To combat "under-occupancy", tenants have been asked to consider transfers to smaller properties, higher rents or share arrangements.
Minister for Housing and Public Works Bruce Flegg said the public housing system was in crisis, with no funds available to build new homes, while 31,000 families languished on the waiting list.
"We estimate there are more than 8700 public housing properties that have two or more additional bedrooms than needed by the occupants," Mr Flegg said.
"It makes no sense for a single person to live in a two or three-bedroom house that would be more suitable for a single parent with a child or a family of four."
As at May 31 this year, there were 2515 government-managed homes in the Ipswich City Council boundaries.
Of these, 2437 were public rental housing and 78 were Aboriginal and Torres Strait Islander housing rentals.
Mr Flegg assured tenants they would not be "turfed out" of their homes because of the reform proposals.

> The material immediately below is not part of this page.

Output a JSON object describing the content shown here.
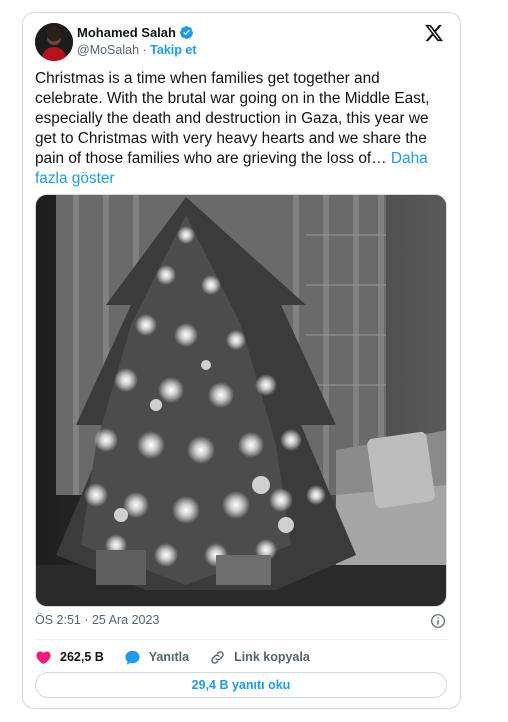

"It doesn't threaten the housing of anyone. Nobody will be put out," he said.
"We'll work with people to make sure their accommodation is suitable.
"It will always be voluntary. People don't need to be frightened of it."
Tenants' Union of Queensland statewide co-ordinator Penny Carr said there had been an outcry over the proposals and tenants were upset.
"They are saying things like they don't understand why the government is treating them like this when they've been good tenants, looked after their properties and often upgraded them," Ms Carr said.
"There are people who think they're imminently going to be moved."
Tenants were worried about their pets if they were forced to move, Ms Carr said.
"Some people have spent a lot of time and money upgrading their properties on the understanding they could stay there for life.
"Connection with the community also might be lost if they are forcibly moved."